Waleria Szewczyk dzięki programowi "Love Island. Wyspa Miłości" zyskała dużą popularność na Instagramie. Jej profil był obserwowany przez prawie 200 tysięcy osób. Gwiazda doskonale wiedziała, jak to wykorzystać. Po wyjściu z randkowego show szybko zaczęła monetyzować swoje zasięgi.
Niestety, jej dalsza kariera infuencerki stoi pod dużym znakiem zapytania, bo profil został przechwycony przez obywatela Turcji.

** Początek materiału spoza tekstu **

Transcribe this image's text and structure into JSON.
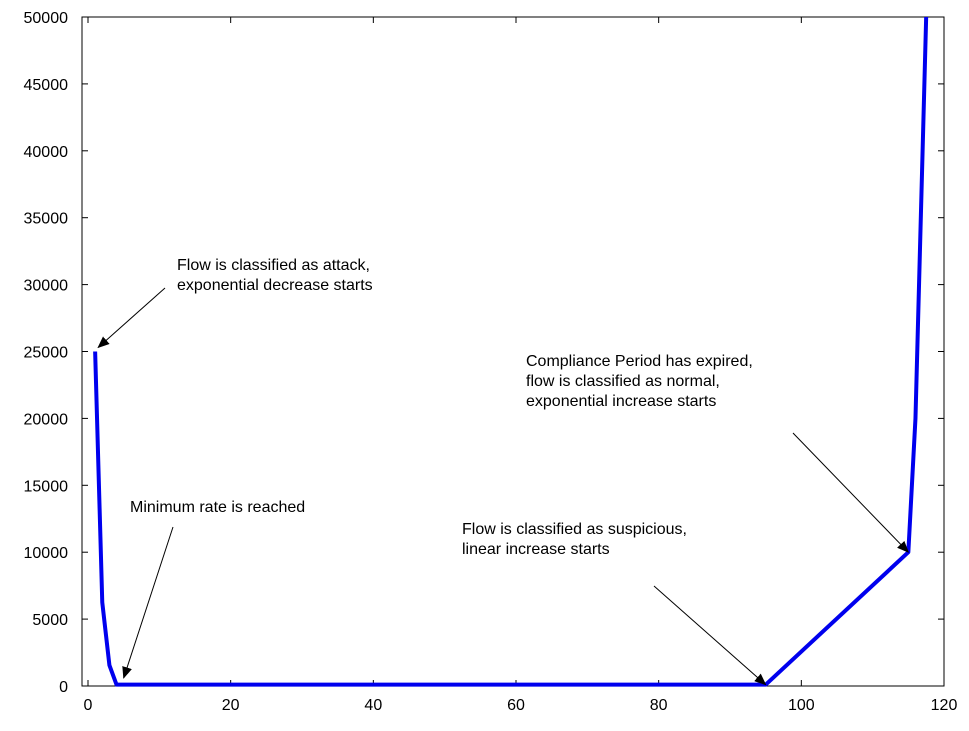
{
  "chart_data": {
    "type": "line",
    "title": "",
    "xlabel": "",
    "ylabel": "",
    "xlim": [
      0,
      120
    ],
    "ylim": [
      0,
      50000
    ],
    "grid": false,
    "x_ticks": [
      0,
      20,
      40,
      60,
      80,
      100,
      120
    ],
    "y_ticks": [
      0,
      5000,
      10000,
      15000,
      20000,
      25000,
      30000,
      35000,
      40000,
      45000,
      50000
    ],
    "series": [
      {
        "color": "#0000ee",
        "x": [
          1,
          2,
          3,
          4,
          95,
          115,
          116,
          117,
          117.5
        ],
        "y": [
          25000,
          6250,
          1560,
          100,
          100,
          10000,
          20000,
          40000,
          50000
        ]
      }
    ],
    "annotations": [
      {
        "lines": [
          "Flow is classified as attack,",
          "exponential decrease starts"
        ],
        "point": [
          1,
          25000
        ]
      },
      {
        "lines": [
          "Minimum rate is reached"
        ],
        "point": [
          5,
          600
        ]
      },
      {
        "lines": [
          "Flow is classified as suspicious,",
          "linear increase starts"
        ],
        "point": [
          95,
          100
        ]
      },
      {
        "lines": [
          "Compliance Period has expired,",
          "flow is classified as normal,",
          "exponential increase starts"
        ],
        "point": [
          115,
          10000
        ]
      }
    ]
  }
}
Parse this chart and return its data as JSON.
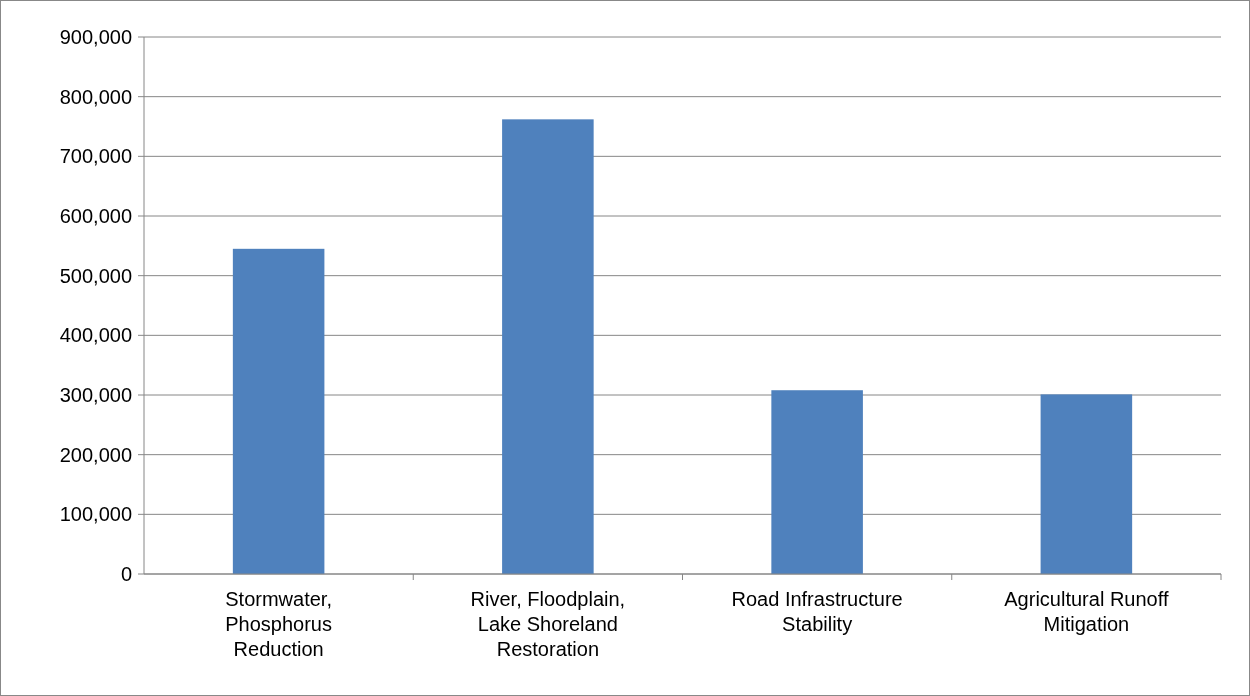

O kradzieży konta dowiedziałam się od mojego Piotrka. Zadzwonił do mnie i zapytał, dlaczego go zablokowałam. Bardzo mnie to zdziwiło. Jak chciałam sprawdzić, o co chodzi, to byłam już wylogowana z Instagrama, a mój login i hasło zostało zmienione. Kontaktowałam się z przedstawicielami aplikacji, jednak nie są mi w stanie pomóc. Policja też jest bezradna
Złodziej żąda okupu!
Po kilku godzinach odezwał się do mnie haker. Poprosił o kontakt na szyfrowanej aplikacji. Postawił mi jasne warunki, że odda mi konto, jak wpłacę mu 800 dolarów. Każe wysłać je bitcoinami. Nie wiem, co mam z tym zrobić. Jest mi bardzo smuto, że ta sytuacja spotkała akurat mnie. Biorę pod uwagę wpłatę żądanej kwoty
Trzymamy kciuki za szczęśliwe zakończenie sprawy.